M. René Garrec, président, s'est demandé si la ministre ne se montrait pas optimiste en faisant état d'un consensus sur cette réforme. Il a souligné que les juges consulaires admettaient difficilement la présidence systématique de la formation de jugement des tribunaux de commerce par un magistrat professionnel.

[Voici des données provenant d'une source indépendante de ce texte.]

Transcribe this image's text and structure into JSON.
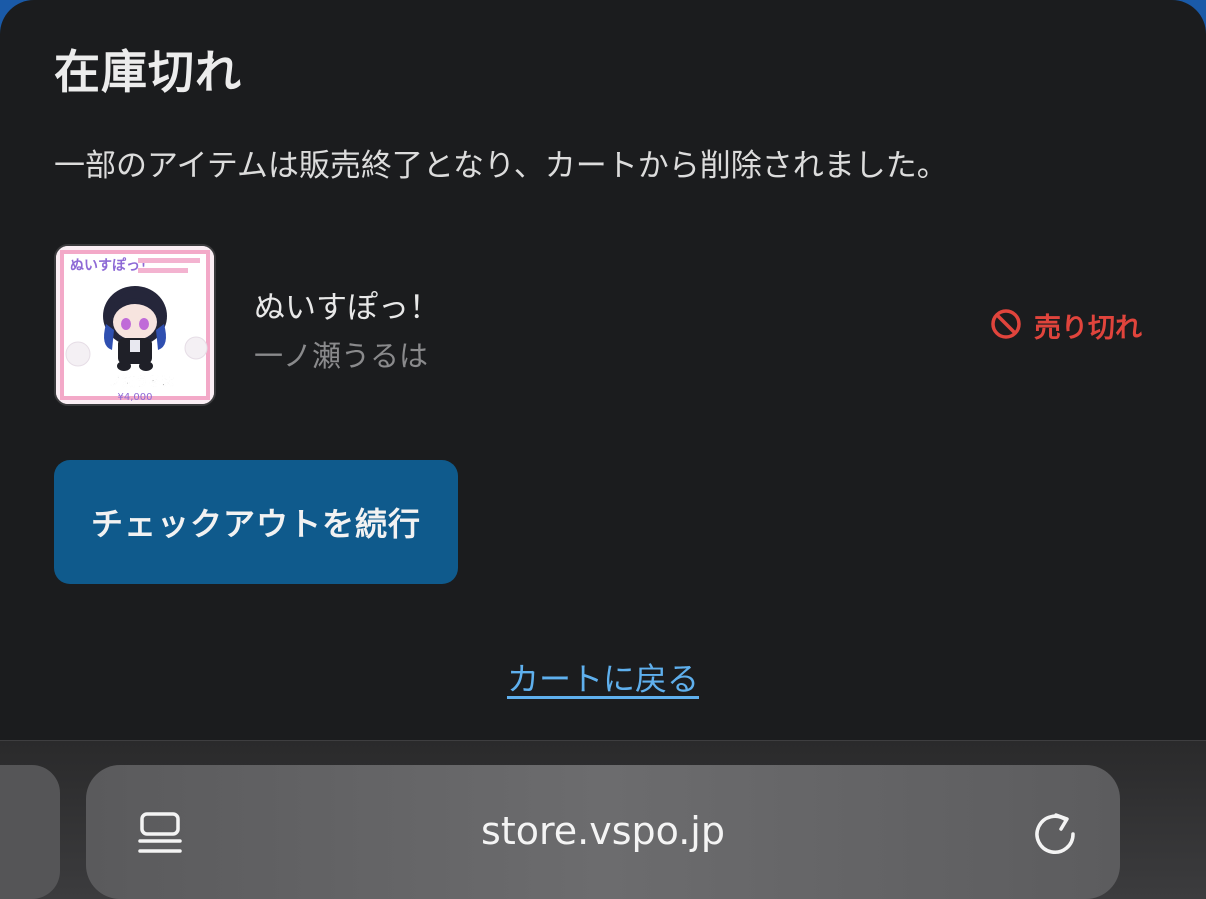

Mme Marylise Lebranchu, garde des sceaux, ministre de la justice, a alors noté que la présidence des formations de jugement par des magistrats professionnels était la seule modalité envisageable pour faire entrer ces derniers dans les tribunaux de commerce, ajoutant qu'en retour, les magistrats consulaires pourraient exercer des fonctions à titre temporaire au sein de certaines formations de jugement de cours d'appel. Elle a confirmé, à l'instar de Mme Dinah Derycke, l'existence d'un certain malaise et de difficultés relationnelles entre les fonctionnaires et les magistrats dans les juridictions, notant que cette question avait d'ailleurs été abordée au cours des entretiens de Vendôme. Elle a ensuite évoqué le climat dans le monde de la justice pour souligner que les entretiens de Vendôme avaient permis des échanges approfondis entre les différents acteurs de la justice. Elle a noté en particulier que les avocats souhaitaient poursuivre cette expérience.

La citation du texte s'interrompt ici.